Vu le film Sous le Vent des Marquises de Pierre Godeau (2024) avec François Damiens Roman Kolinka Anne Coesens Salomé Dewaels Frank Trillot André Pasquasy Jean Michel Baltazar Benoit Poelvoorde
Alain, un acteur célèbre, accepte
de jouer le personnage impossible de Jacques Brel. Conscient qu'il s'agit
peut-être du dernier rôle de sa vie, il décide de quitter le plateau en pleine
scène pour aller voir Lou, sa fille qu'il n'a pas vue grandir. Contre toute
attente, Lou entre peu à peu dans son univers fictionnel.
Sous le vent des Marquises de
Pierre Godeau est un film qui, derrière son apparente simplicité, se révèle
être une réflexion profonde sur l’identité, le jeu et la frontière floue entre
la vie et la fiction. Ce qui semblait d’abord être un simple biopic ou un récit
d’acteur en quête de vérité devient peu à peu une fable troublante sur la
manière dont un comédien se fond dans son rôle – jusqu’à en être possédé.
Au cœur du film, un acteur se
prépare à incarner Jacques Brel à l’écran, mais cette immersion va bien au-delà
de la simple composition d’un personnage. Il ne s’agit pas seulement de
ressembler à l’icône, mais de comprendre son âme, d’en saisir les silences et
les fêlures. François Damiens livre ici l’une de ses plus belles performances,
tout en retenue et en nuances. Loin de l’exubérance de ses caméras cachées, il
ne force jamais le trait, évitant le piège de l’imitation caricaturale. Il
habite son rôle avec une justesse bouleversante, donnant à voir un homme en
plein vertige, oscillant entre sa propre identité et celle de Brel.

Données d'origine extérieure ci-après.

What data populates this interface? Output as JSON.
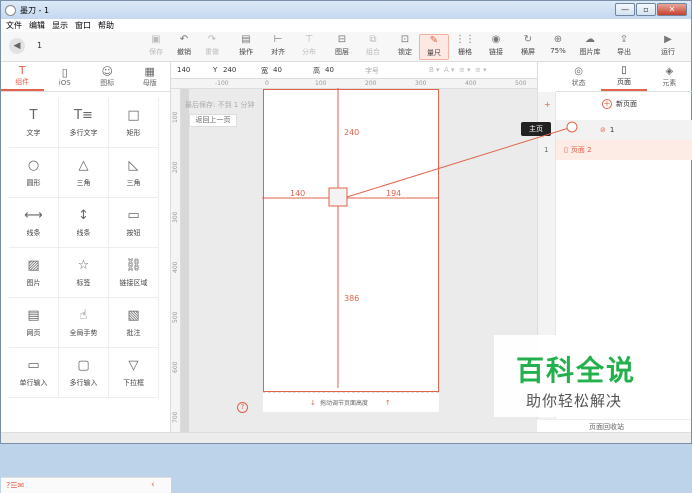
{
  "window": {
    "title": "墨刀 - 1",
    "controls": [
      "—",
      "▫",
      "✕"
    ]
  },
  "menu": [
    "文件",
    "编辑",
    "显示",
    "窗口",
    "帮助"
  ],
  "toolbar": {
    "back_icon": "◀",
    "page_number": "1",
    "tools": [
      {
        "name": "save",
        "icon": "▣",
        "label": "保存",
        "dim": true
      },
      {
        "name": "undo",
        "icon": "↶",
        "label": "撤销",
        "dim": false
      },
      {
        "name": "redo",
        "icon": "↷",
        "label": "重做",
        "dim": true
      },
      {
        "name": "operate",
        "icon": "▤",
        "label": "操作",
        "dim": false
      },
      {
        "name": "align",
        "icon": "⊢",
        "label": "对齐",
        "dim": false
      },
      {
        "name": "distribute",
        "icon": "⊤",
        "label": "分布",
        "dim": true
      },
      {
        "name": "layer",
        "icon": "⊟",
        "label": "图层",
        "dim": false
      },
      {
        "name": "group",
        "icon": "⧉",
        "label": "组合",
        "dim": true
      },
      {
        "name": "lock",
        "icon": "⊡",
        "label": "锁定",
        "dim": false
      },
      {
        "name": "ruler",
        "icon": "✎",
        "label": "量尺",
        "dim": false,
        "active": true
      },
      {
        "name": "grid",
        "icon": "⋮⋮",
        "label": "栅格",
        "dim": false
      },
      {
        "name": "link",
        "icon": "◉",
        "label": "链接",
        "dim": false
      },
      {
        "name": "landscape",
        "icon": "↻",
        "label": "横屏",
        "dim": false
      },
      {
        "name": "zoom",
        "icon": "⊕",
        "label": "75%",
        "dim": false
      },
      {
        "name": "image-library",
        "icon": "☁",
        "label": "图片库",
        "dim": false
      },
      {
        "name": "export",
        "icon": "⇪",
        "label": "导出",
        "dim": false
      },
      {
        "name": "run",
        "icon": "▶",
        "label": "运行",
        "dim": false
      }
    ]
  },
  "left_tabs": [
    {
      "icon": "T",
      "label": "组件",
      "active": true
    },
    {
      "icon": "▯",
      "label": "iOS",
      "active": false
    },
    {
      "icon": "☺",
      "label": "图标",
      "active": false
    },
    {
      "icon": "▦",
      "label": "母版",
      "active": false
    }
  ],
  "components": [
    {
      "icon": "T",
      "label": "文字"
    },
    {
      "icon": "T≡",
      "label": "多行文字"
    },
    {
      "icon": "□",
      "label": "矩形"
    },
    {
      "icon": "○",
      "label": "圆形"
    },
    {
      "icon": "△",
      "label": "三角"
    },
    {
      "icon": "◺",
      "label": "三角"
    },
    {
      "icon": "⟷",
      "label": "线条"
    },
    {
      "icon": "↕",
      "label": "线条"
    },
    {
      "icon": "▭",
      "label": "按钮"
    },
    {
      "icon": "▨",
      "label": "图片"
    },
    {
      "icon": "☆",
      "label": "标签"
    },
    {
      "icon": "⛓",
      "label": "链接区域"
    },
    {
      "icon": "▤",
      "label": "网页"
    },
    {
      "icon": "☝",
      "label": "全局手势"
    },
    {
      "icon": "▧",
      "label": "批注"
    },
    {
      "icon": "▭",
      "label": "单行输入"
    },
    {
      "icon": "▢",
      "label": "多行输入"
    },
    {
      "icon": "▽",
      "label": "下拉框"
    }
  ],
  "left_bottom": {
    "left_icons": "?☰✉",
    "collapse": "‹"
  },
  "props": {
    "x_value": "140",
    "y_label": "Y",
    "y_value": "240",
    "w_label": "宽",
    "w_value": "40",
    "h_label": "高",
    "h_value": "40",
    "font_label": "字号"
  },
  "canvas": {
    "hint": "最后保存: 不到 1 分钟",
    "back_button": "返回上一页",
    "ruler_h": [
      "-100",
      "0",
      "100",
      "200",
      "300",
      "400",
      "500"
    ],
    "ruler_v": [
      "100",
      "200",
      "300",
      "400",
      "500",
      "600",
      "700"
    ],
    "footer_hint": "拖动调节页面高度",
    "help": "?",
    "measure": {
      "top": "240",
      "left": "140",
      "right": "194",
      "bottom": "386"
    }
  },
  "right_tabs": [
    {
      "icon": "◎",
      "label": "状态",
      "active": false
    },
    {
      "icon": "▯",
      "label": "页面",
      "active": true
    },
    {
      "icon": "◈",
      "label": "元素",
      "active": false
    }
  ],
  "pages": {
    "new_page": "新页面",
    "plus_icon": "+",
    "gutter_plus": "+",
    "row1_num": "1",
    "row1_label": "1",
    "row2_num": "1",
    "row2_label": "页面 2",
    "tooltip": "主页",
    "recycle": "页面回收站"
  },
  "watermark": {
    "title": "百科全说",
    "subtitle": "助你轻松解决"
  },
  "colors": {
    "accent": "#e2634a",
    "watermark_green": "#22b14c"
  }
}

Fait troublant, l’acteur finit par
abandonner ce rôle qui le consume. Mais au lieu de marquer une rupture nette,
son départ ouvre une nouvelle interrogation : son remplaçant apparaît à
l’écran, presque comme un double, un écho. Comme si, finalement, ces deux
comédiens étaient interchangeables, comme si l’incarnation d’un mythe dépassait
l’individu. Cette mise en abyme renforce l’étrangeté du film, brouillant encore
davantage les frontières entre la réalité et la fiction.
Pierre Godeau capte avec
délicatesse cette perte de repères, à travers une mise en scène épurée et
contemplative. Contrairement à Jacques Brel, son interprète ne partira pas aux
Marquises. Pas d’îles lointaines, pas d’horizons exotiques : le voyage est intérieur.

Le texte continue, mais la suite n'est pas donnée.